Actually, they were told by the FDA they only needed to do a recall in the Chicago area, and that they were not legally culpable (because of course they weren't). Their actions in no way prevented frivolous lawsuits, and they were not going to actually have any won against them for some random person spiking their product with cyanide.

Instead of doing the minimal amount they had to do, they took it a step above. It would have been perfectly okay, and business as usual, to recall in Chicago, and then to do nothing. Instead they did a nation-wide recall, and didn't reintroduce the product until they had a solution to prevent it from happening again.

Let's not belabor the conversation, but I think there were more organizational factors in play than that. Most obvious, think about the damage to the brand if consumers associate it with cyanide (of all things). The only "value" at play there was organizational and career self-preservation for the people responsible for responding to the incident. I highly doubt there were any noble impulses or high-minded values involved.

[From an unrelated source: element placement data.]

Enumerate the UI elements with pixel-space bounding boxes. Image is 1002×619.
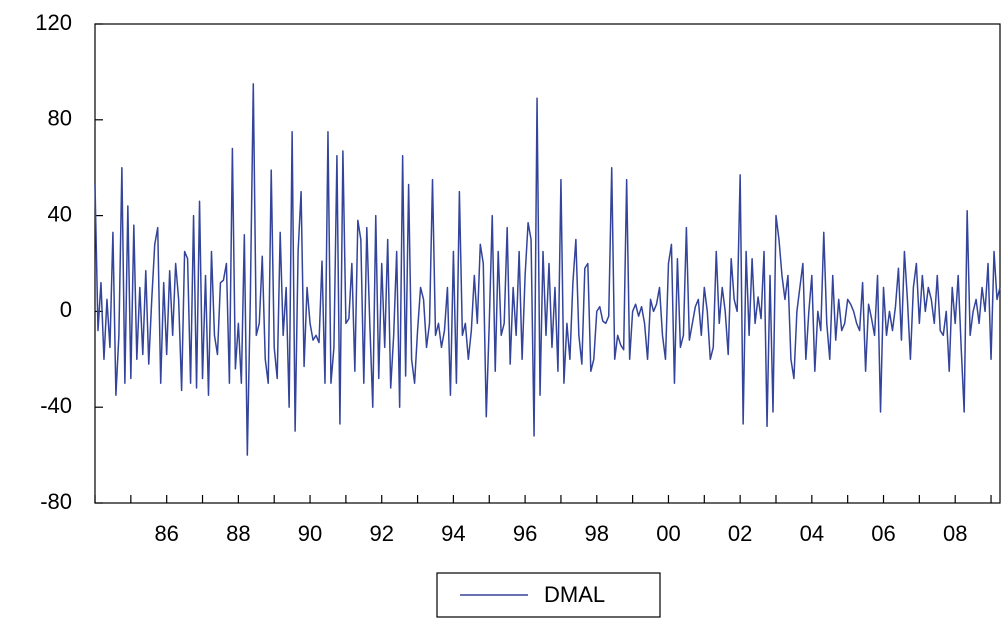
x-tick-label: 90 bbox=[298, 521, 322, 546]
y-tick-label: -80 bbox=[40, 489, 72, 514]
x-tick-label: 86 bbox=[154, 521, 178, 546]
x-tick-label: 04 bbox=[800, 521, 824, 546]
data-line bbox=[94, 83, 1001, 456]
x-tick-label: 98 bbox=[585, 521, 609, 546]
x-tick-label: 94 bbox=[441, 521, 465, 546]
x-tick-label: 00 bbox=[656, 521, 680, 546]
x-tick-label: 06 bbox=[871, 521, 895, 546]
y-tick-label: 0 bbox=[60, 297, 72, 322]
x-tick-label: 88 bbox=[226, 521, 250, 546]
y-tick-label: 120 bbox=[35, 10, 72, 35]
legend-label: DMAL bbox=[544, 582, 605, 607]
y-tick-label: -40 bbox=[40, 393, 72, 418]
x-tick-label: 02 bbox=[728, 521, 752, 546]
x-tick-label: 96 bbox=[513, 521, 537, 546]
y-tick-label: 80 bbox=[48, 106, 72, 131]
x-tick-label: 92 bbox=[369, 521, 393, 546]
legend: DMAL bbox=[436, 572, 661, 618]
x-tick-label: 08 bbox=[943, 521, 967, 546]
plot-frame bbox=[94, 23, 1001, 504]
y-tick-label: 40 bbox=[48, 201, 72, 226]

I don't have the case study details in front of me, but just as an aside, companies can be sued and will lose if the plaintiff can prove they were negligent; for example, not taking reasonable steps to prevent tampering.

I think you could kind of generalise this to say that a mission statement is only useful if you can imagine some situations where someone would have a difficult call to make and could reference the mission statement to help make the decision.

The one I always think of as good is "Move fast and break things". Not that it necessarily is a good idea, but rather that you can quite clearly use it to help make decisions like "do we launch now to capture a transient opportunity or later to ensure full QA?"